Gmail acts differently though and I got spoiled by both how it handles "Reply To All" and "Reply" to your own email. And it did make very much sense to me back then when I first noticed these nice user experience considerations put into Gmail.
Now to answer your question of why MS hasn't changed:
Microsoft has been notorious for not focusing on UX until it starts hurting their bottom line. They build (or acquire) apps and then just sell them through their creative sales force. That's been until recently when the competition in the software space became aggressive with other vendors on the scene.
Only with Windows 7 when Microsoft noticed those like Ubuntu stepping on their toes with lightweight OS's, they really focused on the speed and UX of their OS. SharePoint has been clunky all this time and only the recent versions saw improvements once cloud-based content repositories started to tap into their share.
When it comes to Outlook there is not competition (unless you move entirely to cloud based email like Google Apps), so Microsoft devoted only some effort to improving it (although I admin to love many of the improvements that came with Office 2007 and 2010).
It's also one of those things when something that's implemented ages ago doesn't change, until someone at some point takes a fresh look at it (just like Gmail did). So if a button says "Reply To All" and it used to serve to reply to "..All", no questions asked, then it will continue doing that.

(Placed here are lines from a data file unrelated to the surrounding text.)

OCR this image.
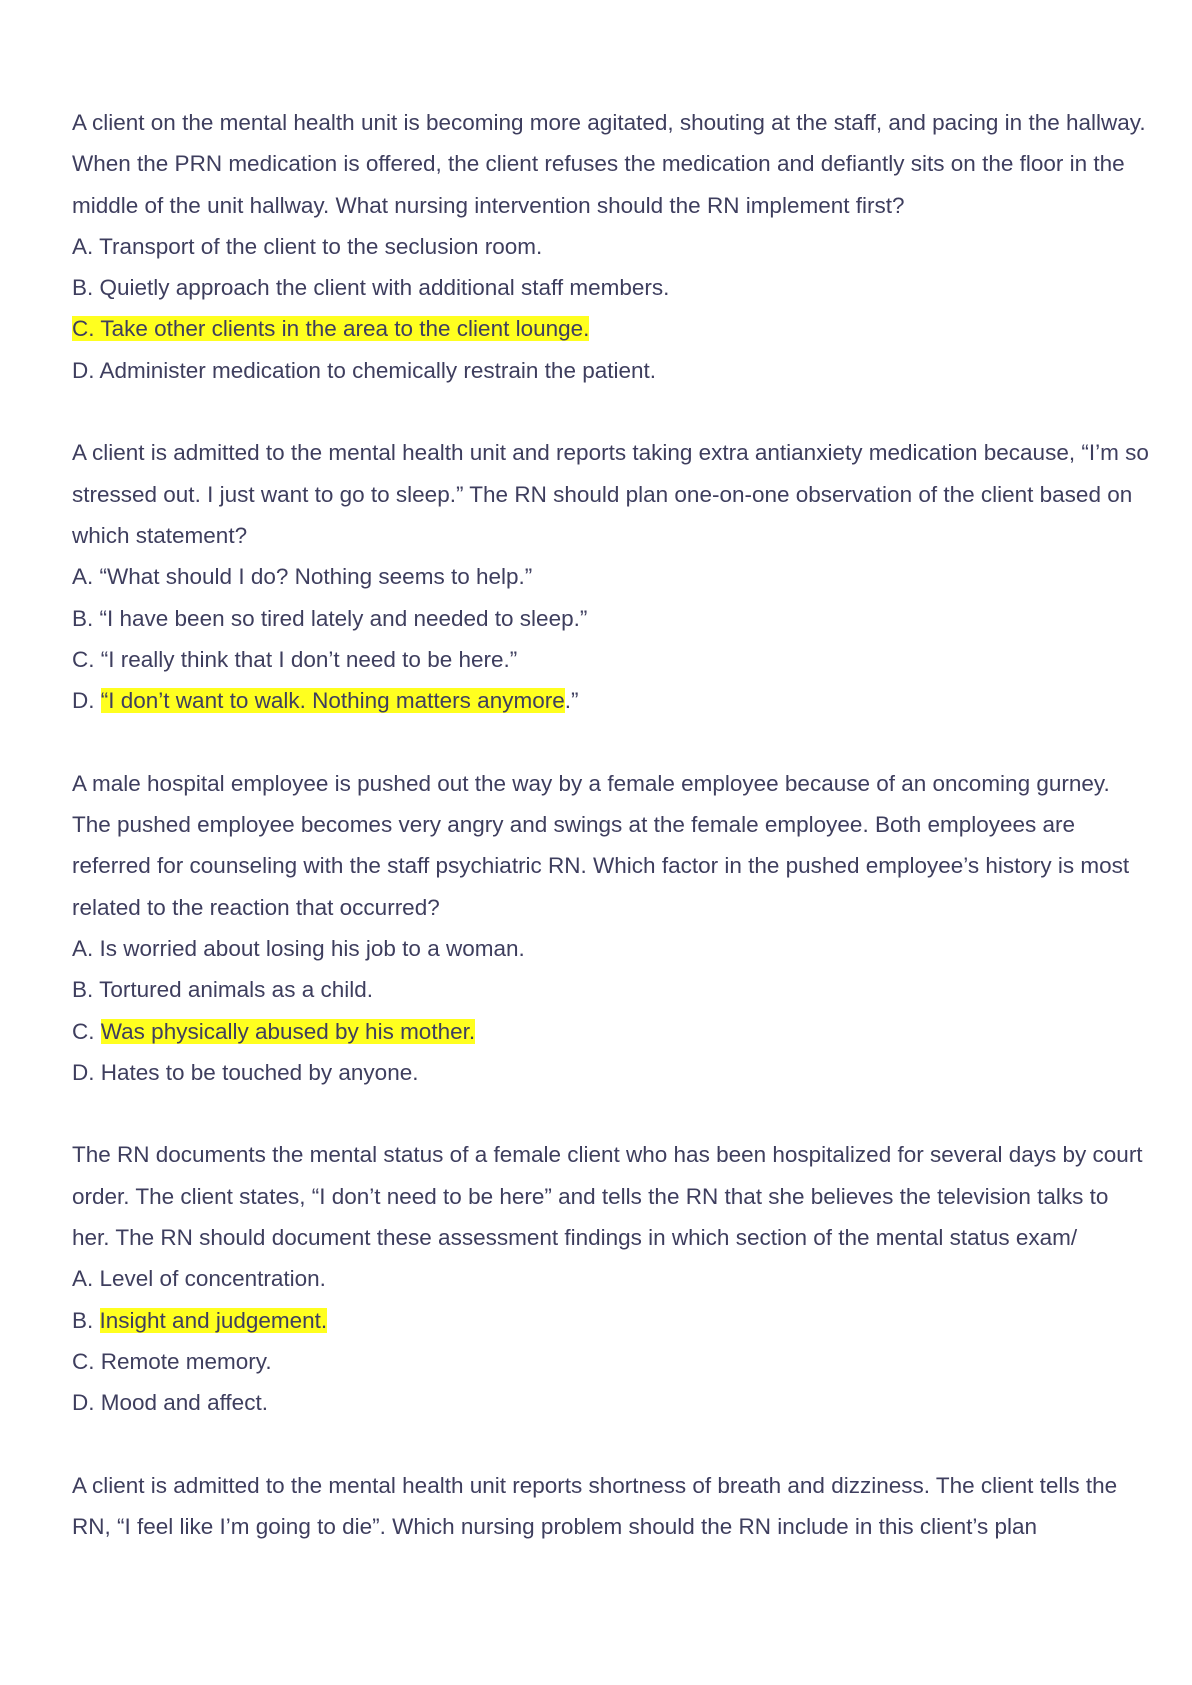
A client on the mental health unit is becoming more agitated, shouting at the staff, and pacing in the hallway. When the PRN medication is offered, the client refuses the medication and defiantly sits on the floor in the middle of the unit hallway. What nursing intervention should the RN implement first?

A. Transport of the client to the seclusion room.

B. Quietly approach the client with additional staff members.

C. Take other clients in the area to the client lounge.

D. Administer medication to chemically restrain the patient.

A client is admitted to the mental health unit and reports taking extra antianxiety medication because, “I’m so stressed out. I just want to go to sleep.” The RN should plan one-on-one observation of the client based on which statement?

A. “What should I do? Nothing seems to help.”

B. “I have been so tired lately and needed to sleep.”

C. “I really think that I don’t need to be here.”

D. “I don’t want to walk. Nothing matters anymore.”

A male hospital employee is pushed out the way by a female employee because of an oncoming gurney. The pushed employee becomes very angry and swings at the female employee. Both employees are referred for counseling with the staff psychiatric RN. Which factor in the pushed employee’s history is most related to the reaction that occurred?

A. Is worried about losing his job to a woman.

B. Tortured animals as a child.

C. Was physically abused by his mother.

D. Hates to be touched by anyone.

The RN documents the mental status of a female client who has been hospitalized for several days by court order. The client states, “I don’t need to be here” and tells the RN that she believes the television talks to her. The RN should document these assessment findings in which section of the mental status exam/

A. Level of concentration.

B. Insight and judgement.

C. Remote memory.

D. Mood and affect.

A client is admitted to the mental health unit reports shortness of breath and dizziness. The client tells the RN, “I feel like I’m going to die”. Which nursing problem should the RN include in this client’s plan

However it should be a fairly simple logic to get done:
- If a "Reply To All" is hit, don't include myself. Quoted someone saying "behavior depends on Outlook not knowing your e-mail address" - this is simply not true: your email address is the one you have set up in your POP/IMAP configuration of Outlook, and the one which gets populated in the From: field.
- Similarly, if "Reply" is hit, and if there was only one addressee in the original email, instead of myself (again) include original addressee.
Those MVPs who answer the forums are technical people (and they are not the team who builds Outlook, but third-party Microsoft partners), and technical people are rarely good UX people.
P.S.: Microsoft did take a fresh look at email with the new Outlook.com, which is a lot smarter and has been built with very many fresh looks put into it (it's almost like Microsoft hired or contracted some of the Google engineers). Something even tells me Reply To All and Reply work properly there.